Combat Zone

Exclusive: Grizz speaks out about affair with Trump

By Lee L. Benbow

Earlier this week, The University of Puget Sound’s mascot, Grizz, joined the list of names that have come out with details of affairs with current president Donald Trump. Grizz, being the loyal Logger he is, sat down with The Flail to give us his side of the story. Trump has yet to tweet about the story, but Grizz assumes it is just a matter of time.

The affair lasted six weeks and began in the fall of 2017 when Trump visited campus to personally call out Flail writer Hons Johnson. Once Trump had finished the scuffle with Johnson, he attended a football game where he was taken aback by the talent and confidence of Grizz. “He said that I reminded him of Putin, with how brave I was. And he appreciated my moxie,” Grizz said. “We would go on to have dinner at the Cellar once and talk for a couple weeks after.” When The Flail asked Grizz if Trump broke his heart, he became very busy polishing his ax and looking off into the distance.

Beyond the affair’s implications for Grizz’s heart, there are larger effects on the University. Rumors of personalized tax cuts or Trump as a possible commencement speaker have swirled around campus with no verifications to date. It is unlikely that Trump will revisit campus, as the brief fling is completely over, but Grizz said, “It ended mutually, and I wish him the best.” According to Grizz, Trump’s son Barron still needs to attend college and perhaps this connection will give the University of Puget Sound a leg up in competition for where he will attend.

The Flail contacted Trump via Twitter direct messages for a comment on the story, but received only a swift block. However, Grizz was able to shed more light on his time with the POTUS. “When we went to the Cellar, he bought 15 tubs of plain pringles and ordered a pizza with all the pepperoni they had on it. It was a very large pizza and I thought that it was a weird order, but decided not to comment.” When asked about the nature of the fling, Grizz slyly replied that he does not “collude and tell.” What a tease. Despite leaving out many facts, Grizz managed to spill that “Trump also ordered for me at the cellar, getting a Frank Cilantro smoothie and an uncooked single serving of Annie’s Mac and Cheese. I didn’t know what to do because he is the commander in chief so I crunched on the hard noodles and sampled the plain cheese powder.”

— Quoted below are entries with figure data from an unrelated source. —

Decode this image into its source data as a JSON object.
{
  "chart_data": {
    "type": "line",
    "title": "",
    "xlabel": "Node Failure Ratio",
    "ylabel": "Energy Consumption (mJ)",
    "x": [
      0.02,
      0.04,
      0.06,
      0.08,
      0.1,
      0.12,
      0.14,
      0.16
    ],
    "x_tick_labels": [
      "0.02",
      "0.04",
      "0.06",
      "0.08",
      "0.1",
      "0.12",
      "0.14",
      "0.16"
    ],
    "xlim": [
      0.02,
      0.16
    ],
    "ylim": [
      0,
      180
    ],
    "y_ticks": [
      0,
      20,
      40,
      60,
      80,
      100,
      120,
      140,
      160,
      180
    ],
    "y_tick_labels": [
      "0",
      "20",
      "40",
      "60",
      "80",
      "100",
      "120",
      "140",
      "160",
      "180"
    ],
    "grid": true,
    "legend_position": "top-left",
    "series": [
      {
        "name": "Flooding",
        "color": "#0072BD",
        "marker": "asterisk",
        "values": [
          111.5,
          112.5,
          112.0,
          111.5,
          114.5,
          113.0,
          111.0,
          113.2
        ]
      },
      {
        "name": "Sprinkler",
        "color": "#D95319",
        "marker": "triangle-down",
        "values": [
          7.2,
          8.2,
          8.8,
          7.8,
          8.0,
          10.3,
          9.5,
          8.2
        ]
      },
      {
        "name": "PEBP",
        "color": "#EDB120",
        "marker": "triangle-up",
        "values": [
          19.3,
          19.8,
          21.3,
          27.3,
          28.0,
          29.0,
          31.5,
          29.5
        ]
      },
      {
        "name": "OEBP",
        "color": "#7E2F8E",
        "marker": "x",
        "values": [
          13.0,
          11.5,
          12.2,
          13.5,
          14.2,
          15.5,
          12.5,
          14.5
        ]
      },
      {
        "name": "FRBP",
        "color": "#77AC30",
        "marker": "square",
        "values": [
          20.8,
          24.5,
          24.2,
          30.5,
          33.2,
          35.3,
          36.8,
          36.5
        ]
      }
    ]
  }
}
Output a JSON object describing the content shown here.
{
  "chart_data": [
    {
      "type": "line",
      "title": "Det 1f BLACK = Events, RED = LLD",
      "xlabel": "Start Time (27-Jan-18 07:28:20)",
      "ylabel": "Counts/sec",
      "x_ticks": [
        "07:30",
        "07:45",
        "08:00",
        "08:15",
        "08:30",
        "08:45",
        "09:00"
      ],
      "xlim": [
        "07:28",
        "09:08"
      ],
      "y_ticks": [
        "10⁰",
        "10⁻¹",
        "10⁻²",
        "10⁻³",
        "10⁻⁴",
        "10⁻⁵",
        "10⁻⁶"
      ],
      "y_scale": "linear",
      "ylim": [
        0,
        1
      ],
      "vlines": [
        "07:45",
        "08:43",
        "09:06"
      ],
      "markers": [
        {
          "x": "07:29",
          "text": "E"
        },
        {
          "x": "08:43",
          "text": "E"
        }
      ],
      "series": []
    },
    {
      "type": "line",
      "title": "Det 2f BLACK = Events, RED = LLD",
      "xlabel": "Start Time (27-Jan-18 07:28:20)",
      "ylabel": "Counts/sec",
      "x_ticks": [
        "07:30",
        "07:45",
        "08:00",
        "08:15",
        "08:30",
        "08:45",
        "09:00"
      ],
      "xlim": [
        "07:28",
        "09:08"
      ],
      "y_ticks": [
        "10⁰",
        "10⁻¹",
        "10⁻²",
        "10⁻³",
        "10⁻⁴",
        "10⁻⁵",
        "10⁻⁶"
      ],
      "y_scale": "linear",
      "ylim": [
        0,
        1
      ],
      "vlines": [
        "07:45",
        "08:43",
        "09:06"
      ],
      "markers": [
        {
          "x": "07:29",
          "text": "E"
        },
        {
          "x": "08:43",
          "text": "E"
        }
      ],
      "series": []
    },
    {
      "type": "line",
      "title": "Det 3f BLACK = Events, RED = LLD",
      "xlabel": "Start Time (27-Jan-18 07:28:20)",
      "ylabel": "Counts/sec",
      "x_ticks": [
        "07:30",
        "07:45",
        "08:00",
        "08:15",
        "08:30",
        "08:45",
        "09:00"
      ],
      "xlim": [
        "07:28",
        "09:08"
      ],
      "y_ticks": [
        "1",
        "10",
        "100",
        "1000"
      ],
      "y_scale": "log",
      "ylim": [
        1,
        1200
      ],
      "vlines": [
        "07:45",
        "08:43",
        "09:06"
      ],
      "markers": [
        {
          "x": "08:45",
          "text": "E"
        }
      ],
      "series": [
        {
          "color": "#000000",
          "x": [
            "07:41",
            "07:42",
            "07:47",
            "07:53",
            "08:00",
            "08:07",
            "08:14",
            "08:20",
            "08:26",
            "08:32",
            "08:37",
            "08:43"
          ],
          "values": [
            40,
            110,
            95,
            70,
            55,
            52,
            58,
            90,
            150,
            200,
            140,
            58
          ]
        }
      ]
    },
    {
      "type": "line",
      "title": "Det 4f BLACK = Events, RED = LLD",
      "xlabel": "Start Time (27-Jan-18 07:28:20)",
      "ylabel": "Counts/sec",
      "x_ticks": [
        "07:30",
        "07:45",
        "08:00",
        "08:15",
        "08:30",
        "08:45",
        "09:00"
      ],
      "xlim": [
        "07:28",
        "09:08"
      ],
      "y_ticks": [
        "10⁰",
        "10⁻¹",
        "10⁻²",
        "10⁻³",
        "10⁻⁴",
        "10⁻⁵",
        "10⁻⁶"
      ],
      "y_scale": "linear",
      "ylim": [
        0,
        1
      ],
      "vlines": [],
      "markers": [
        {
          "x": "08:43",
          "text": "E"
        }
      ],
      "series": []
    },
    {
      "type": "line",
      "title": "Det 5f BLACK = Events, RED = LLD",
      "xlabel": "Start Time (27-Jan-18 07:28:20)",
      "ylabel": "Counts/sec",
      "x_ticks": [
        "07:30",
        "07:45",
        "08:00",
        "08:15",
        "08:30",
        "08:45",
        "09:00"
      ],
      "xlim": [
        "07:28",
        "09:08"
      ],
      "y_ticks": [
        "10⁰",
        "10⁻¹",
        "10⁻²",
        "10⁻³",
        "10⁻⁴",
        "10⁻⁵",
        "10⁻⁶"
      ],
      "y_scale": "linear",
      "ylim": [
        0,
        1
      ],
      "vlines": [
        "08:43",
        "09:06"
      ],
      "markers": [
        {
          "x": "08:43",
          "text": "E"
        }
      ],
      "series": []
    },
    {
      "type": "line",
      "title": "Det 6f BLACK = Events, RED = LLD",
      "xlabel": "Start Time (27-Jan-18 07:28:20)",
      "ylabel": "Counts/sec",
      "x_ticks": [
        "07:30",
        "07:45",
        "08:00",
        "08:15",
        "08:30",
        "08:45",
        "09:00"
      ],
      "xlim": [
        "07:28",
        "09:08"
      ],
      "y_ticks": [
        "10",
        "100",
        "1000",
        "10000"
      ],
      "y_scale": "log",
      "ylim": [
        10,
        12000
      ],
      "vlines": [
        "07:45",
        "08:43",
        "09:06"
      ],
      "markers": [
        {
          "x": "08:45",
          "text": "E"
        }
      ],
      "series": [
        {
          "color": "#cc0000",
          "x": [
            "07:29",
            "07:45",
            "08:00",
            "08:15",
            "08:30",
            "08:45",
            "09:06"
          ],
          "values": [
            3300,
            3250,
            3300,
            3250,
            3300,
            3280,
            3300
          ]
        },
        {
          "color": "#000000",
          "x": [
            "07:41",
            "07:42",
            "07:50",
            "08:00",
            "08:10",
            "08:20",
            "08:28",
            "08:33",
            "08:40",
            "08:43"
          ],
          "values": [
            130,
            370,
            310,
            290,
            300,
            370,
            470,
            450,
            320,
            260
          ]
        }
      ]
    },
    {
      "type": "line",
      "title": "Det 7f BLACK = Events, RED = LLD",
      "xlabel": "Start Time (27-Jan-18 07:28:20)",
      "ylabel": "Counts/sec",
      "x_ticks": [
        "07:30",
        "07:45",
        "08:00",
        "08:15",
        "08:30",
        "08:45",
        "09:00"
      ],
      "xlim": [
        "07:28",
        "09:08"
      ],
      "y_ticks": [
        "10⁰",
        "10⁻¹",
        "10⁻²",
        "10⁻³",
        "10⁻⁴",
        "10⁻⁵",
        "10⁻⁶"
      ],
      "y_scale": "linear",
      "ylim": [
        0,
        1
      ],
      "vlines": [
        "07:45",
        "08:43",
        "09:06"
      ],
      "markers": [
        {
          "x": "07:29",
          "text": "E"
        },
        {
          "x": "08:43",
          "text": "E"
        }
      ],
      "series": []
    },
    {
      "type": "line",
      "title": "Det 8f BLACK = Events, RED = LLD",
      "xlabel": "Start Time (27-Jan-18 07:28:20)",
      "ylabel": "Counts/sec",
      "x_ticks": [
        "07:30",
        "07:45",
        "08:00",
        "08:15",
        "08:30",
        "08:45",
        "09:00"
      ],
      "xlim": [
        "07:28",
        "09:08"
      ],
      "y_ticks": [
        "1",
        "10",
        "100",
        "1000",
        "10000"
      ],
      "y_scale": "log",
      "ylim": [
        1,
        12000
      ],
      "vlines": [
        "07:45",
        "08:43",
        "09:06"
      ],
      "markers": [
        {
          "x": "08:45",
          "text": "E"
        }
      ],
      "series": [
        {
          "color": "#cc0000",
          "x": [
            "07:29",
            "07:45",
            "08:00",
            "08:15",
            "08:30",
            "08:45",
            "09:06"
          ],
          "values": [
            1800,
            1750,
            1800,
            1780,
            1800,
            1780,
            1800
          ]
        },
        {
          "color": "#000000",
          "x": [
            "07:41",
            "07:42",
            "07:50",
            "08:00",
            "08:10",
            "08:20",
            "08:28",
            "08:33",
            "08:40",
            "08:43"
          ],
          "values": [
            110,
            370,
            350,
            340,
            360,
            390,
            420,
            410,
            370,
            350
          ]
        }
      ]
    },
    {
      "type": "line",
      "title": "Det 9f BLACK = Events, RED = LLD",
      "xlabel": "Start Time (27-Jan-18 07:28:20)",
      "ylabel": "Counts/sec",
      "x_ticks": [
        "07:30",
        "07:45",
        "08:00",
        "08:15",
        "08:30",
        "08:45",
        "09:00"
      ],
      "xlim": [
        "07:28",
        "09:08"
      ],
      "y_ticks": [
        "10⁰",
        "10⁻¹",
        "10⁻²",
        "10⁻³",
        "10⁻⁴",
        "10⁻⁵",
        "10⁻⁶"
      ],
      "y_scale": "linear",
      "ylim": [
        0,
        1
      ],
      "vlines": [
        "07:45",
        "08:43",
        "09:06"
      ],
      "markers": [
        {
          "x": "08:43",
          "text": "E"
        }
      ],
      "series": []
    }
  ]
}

When Grizz first came to The Flail with his story, we were astonished because Grizz is usually a pretty low-key guy who keeps to himself. As it unraveled, however, it just made sense. Nevertheless, Trump and Grizz as a couple were here for a good time, not a long time. The Flail wishes First Lady Melania Trump the best as the news breaks and spreads. Trump has still avoided commenting directly on this relationship, but did mention that Joe Biden would fight worse “than a D-3 liberal arts school’s mascot.” This may have been directed at our dear Grizz but no clear tie has been drawn yet.